Just what we need, Steve. Another conspiracy theory! - KJ

Bernard Singu Yegiora

Grew up with this story. Some said he had seven brains that is why he was taken away..

Bomai D Witne

I think such myth is a legacy of first 'contact situations' and stories attributed to them.

The people have always interpreted events based on their own experience and world view.

The Simbu people have interpreted arrival of first European missionaries as return of their dead ancestors and the first plane as 'big bird'.

From 1930s when Simbus' 'first contact' experience began to until 1986 is 56 years. Over this period, not much has been done to improve education, communication and other developments that would expose Simbu to the outside world.

Therefore, many Simbus continue to interpret and create assumptions on events based on their limited knowledge and worldview. You story was common immediately after the death of Sir Iambakey Okuk.

Raymond Sigimet

Thank you Mathias, please do post if you find it.

Raymond Sigimet

Thank you Garry for your first person account of Sir Iambakey Okuk. I believe that if not for his sudden passing, he would have contributed a lot to PNG politics in his own ways. He was sometimes described as controversial as a leader by his peers.

Jack, thank you for your tale which borders on the theme of this written piece. Perhaps you could order the events and submit to PNG Attitude as a record of this urban tale.

I find these urban legends interesting as they are uniquely PNGan and when analysed, they can also be seen as conspiracy theories or such. I grew up with some of these modern folklores and I believe they must be recorded or studied as annals of our modern identity and literature.

I might submit another urban legend piece sometime later.

Thanks once again for your comments. I appreciate that.

Mathias Kin

Yes I have heard this story many times in Kundiawa. To make the matter more intriguing, some family members did not actually view the body of the late leader. It was only seen through the small head glass of the casket. I have something somewhere. I'll find it and post.

Jack Klomes

Thank you Raymond for that piece. It made me retrieve a story that was buried at the back of my mind about a "white person" married to a women from But Village along the West Coast of Wewak.

The story is that that person after living for some years in the village with his wife died and since everyone including his wife do not know whom to contact they decided to arrange the funeral themselves and bury the body in But Village. The body was brought to Boram Hospital morgue.

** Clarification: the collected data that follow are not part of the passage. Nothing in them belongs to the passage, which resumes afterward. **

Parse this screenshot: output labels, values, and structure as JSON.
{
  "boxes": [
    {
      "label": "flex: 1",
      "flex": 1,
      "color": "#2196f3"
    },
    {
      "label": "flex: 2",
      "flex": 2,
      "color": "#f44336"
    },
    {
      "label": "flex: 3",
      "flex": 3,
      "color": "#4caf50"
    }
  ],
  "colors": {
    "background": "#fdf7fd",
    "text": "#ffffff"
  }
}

The next day the But Villagers went to pick up the body at the Morgue but to their surprise the Morgue attendant advised that the body was taken away during the night! This is how the episode about how the boy was taken from the morgue during the night unfolded.

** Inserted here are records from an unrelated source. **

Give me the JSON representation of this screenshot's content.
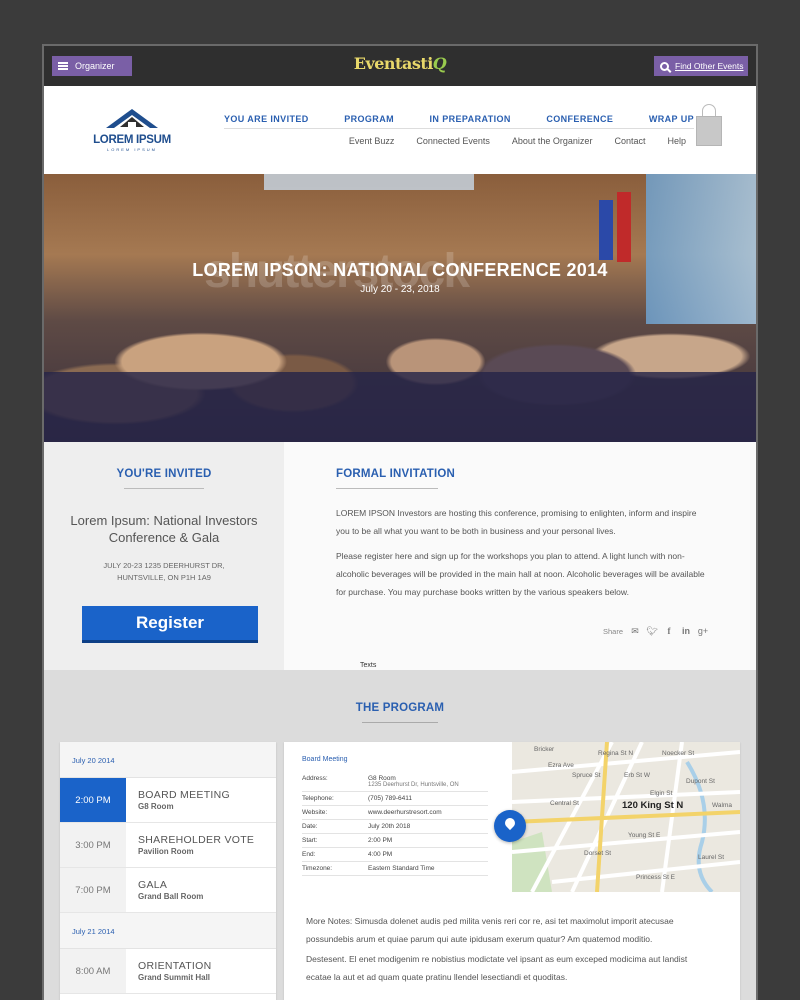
{
  "topbar": {
    "organizer_label": "Organizer",
    "logo_text": "Eventasti",
    "logo_suffix": "Q",
    "find_label": "Find Other Events"
  },
  "brand": {
    "name": "LOREM IPSUM",
    "tagline": "LOREM IPSUM"
  },
  "mainnav": [
    "YOU ARE INVITED",
    "PROGRAM",
    "IN PREPARATION",
    "CONFERENCE",
    "WRAP UP"
  ],
  "subnav": [
    "Event Buzz",
    "Connected Events",
    "About the Organizer",
    "Contact",
    "Help"
  ],
  "hero": {
    "watermark": "shutterstock",
    "title": "LOREM IPSON: NATIONAL CONFERENCE 2014",
    "date": "July 20 - 23, 2018"
  },
  "invite": {
    "left_title": "YOU'RE INVITED",
    "conference_name": "Lorem Ipsum: National Investors Conference & Gala",
    "address_line1": "JULY 20-23  1235 DEERHURST DR,",
    "address_line2": "HUNTSVILLE, ON P1H 1A9",
    "register_label": "Register",
    "right_title": "FORMAL INVITATION",
    "paragraph1": "LOREM IPSON Investors are hosting this conference, promising to enlighten, inform and inspire you to be all what you want to be both in business and your personal lives.",
    "paragraph2": "Please register here and sign up for the workshops you plan to attend. A light lunch with non-alcoholic beverages will be provided in the main hall at noon. Alcoholic beverages will be available for purchase. You may purchase books written by the various speakers below.",
    "share_label": "Share",
    "share_icons": [
      "mail-icon",
      "twitter-icon",
      "facebook-icon",
      "linkedin-icon",
      "googleplus-icon"
    ],
    "texts_label": "Texts"
  },
  "program": {
    "title": "THE PROGRAM",
    "days": [
      {
        "label": "July 20 2014",
        "slots": [
          {
            "time": "2:00 PM",
            "name": "BOARD MEETING",
            "room": "G8 Room"
          },
          {
            "time": "3:00 PM",
            "name": "SHAREHOLDER VOTE",
            "room": "Pavilion Room"
          },
          {
            "time": "7:00 PM",
            "name": "GALA",
            "room": "Grand Ball Room"
          }
        ]
      },
      {
        "label": "July 21 2014",
        "slots": [
          {
            "time": "8:00 AM",
            "name": "ORIENTATION",
            "room": "Grand Summit Hall"
          }
        ]
      }
    ],
    "detail": {
      "heading": "Board Meeting",
      "rows": [
        {
          "k": "Address:",
          "v": "G8 Room",
          "v2": "1235 Deerhurst Dr, Huntsville, ON"
        },
        {
          "k": "Telephone:",
          "v": "(705) 789-6411"
        },
        {
          "k": "Website:",
          "v": "www.deerhurstresort.com"
        },
        {
          "k": "Date:",
          "v": "July 20th 2018"
        },
        {
          "k": "Start:",
          "v": "2:00 PM"
        },
        {
          "k": "End:",
          "v": "4:00 PM"
        },
        {
          "k": "Timezone:",
          "v": "Eastern Standard Time"
        }
      ],
      "map_address": "120 King St N",
      "map_streets": [
        "Erb St W",
        "Elgin St",
        "Central St",
        "Young St E",
        "Dorset St",
        "Princess St E",
        "Noecker St",
        "Walma",
        "Laurel St",
        "Ezra Ave",
        "Bricker",
        "Spruce St",
        "Regina St N",
        "Dupont St"
      ],
      "notes1": "More Notes: Simusda dolenet audis ped milita venis reri cor re, asi tet maximolut imporit atecusae possundebis arum et quiae parum qui aute ipidusam exerum quatur? Am quatemod moditio.",
      "notes2": "Destesent. El enet modigenim re nobistius modictate vel ipsant as eum exceped modicima aut landist ecatae la aut et ad quam quate pratinu llendel lesectiandi et quoditas."
    }
  },
  "colors": {
    "accent_purple": "#7a5fa6",
    "link_blue": "#2a5fb0",
    "register_blue": "#1a63c9"
  }
}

A plane landed at the Boram airport between 10pm and 11pm in the night under the cover of darkness. (It was told that the plane did not stop in front of any hanger but taxied to the dark end of the airport.)

A famous Sepik politican (named) and his son escorted by a number of big burly men who were fully armed emerged from the plane and drove all the way to the morgue.

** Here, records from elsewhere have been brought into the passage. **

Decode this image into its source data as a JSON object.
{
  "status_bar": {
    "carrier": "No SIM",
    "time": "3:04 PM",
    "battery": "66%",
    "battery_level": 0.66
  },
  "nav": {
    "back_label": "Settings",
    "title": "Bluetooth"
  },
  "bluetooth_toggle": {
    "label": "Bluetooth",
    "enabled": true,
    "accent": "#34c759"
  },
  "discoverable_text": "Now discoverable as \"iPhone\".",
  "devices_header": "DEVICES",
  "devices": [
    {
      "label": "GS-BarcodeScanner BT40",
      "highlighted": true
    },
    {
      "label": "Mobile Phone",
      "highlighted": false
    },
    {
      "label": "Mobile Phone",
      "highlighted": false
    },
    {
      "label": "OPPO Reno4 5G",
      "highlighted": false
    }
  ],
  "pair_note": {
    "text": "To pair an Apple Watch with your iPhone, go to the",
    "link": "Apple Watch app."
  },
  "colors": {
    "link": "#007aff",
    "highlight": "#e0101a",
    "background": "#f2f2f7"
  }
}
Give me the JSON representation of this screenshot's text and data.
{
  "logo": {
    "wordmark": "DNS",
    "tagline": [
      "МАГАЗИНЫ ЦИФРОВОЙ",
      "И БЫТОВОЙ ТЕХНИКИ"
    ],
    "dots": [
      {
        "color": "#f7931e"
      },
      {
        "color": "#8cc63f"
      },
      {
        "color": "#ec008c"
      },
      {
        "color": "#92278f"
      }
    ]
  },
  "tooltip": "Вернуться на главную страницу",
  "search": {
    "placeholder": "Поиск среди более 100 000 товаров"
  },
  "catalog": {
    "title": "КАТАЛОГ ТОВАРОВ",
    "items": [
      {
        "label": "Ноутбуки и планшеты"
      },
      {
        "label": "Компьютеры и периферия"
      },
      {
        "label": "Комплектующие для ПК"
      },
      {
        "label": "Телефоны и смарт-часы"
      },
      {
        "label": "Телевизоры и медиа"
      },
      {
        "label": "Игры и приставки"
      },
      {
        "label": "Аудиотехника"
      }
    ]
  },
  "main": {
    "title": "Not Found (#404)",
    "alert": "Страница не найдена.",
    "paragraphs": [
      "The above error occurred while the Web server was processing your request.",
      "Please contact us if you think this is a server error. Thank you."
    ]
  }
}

There they picked up the body and quietly left no one was informed of their arrival and no explanation was given and that was the end of the story.

I heard that story over and over in the village told by many different people, that story usually pops up when they start to discuss politics.

I was always fascinated with that story. Anyway thanks for that informative piece and, yep, I have heard those stories told around village fires. Listening to and old person telling such stories beside the fires is an experience in itself!

Garry Roche

I remember meeting Iambakey Okuk twice, once at a meeting in the YC at Rebiamul, Mt. Hagen, and another time at a smaller meeting in Kamunga village near Hagen.

What struck me on both occasions was that he was doing more listening than talking.

Before that I had had the impression that Iambakey was a very vocal politician, and he was. But in these meetings he was listening, listening, listening.

It showed me another side of Iambakey. Yes, there were riots at his funeral, in POM and also I believe in Kundiawa.

The coffin was brought to Hagen and the event there was quite peaceful, school children lined the streets and there was no trouble.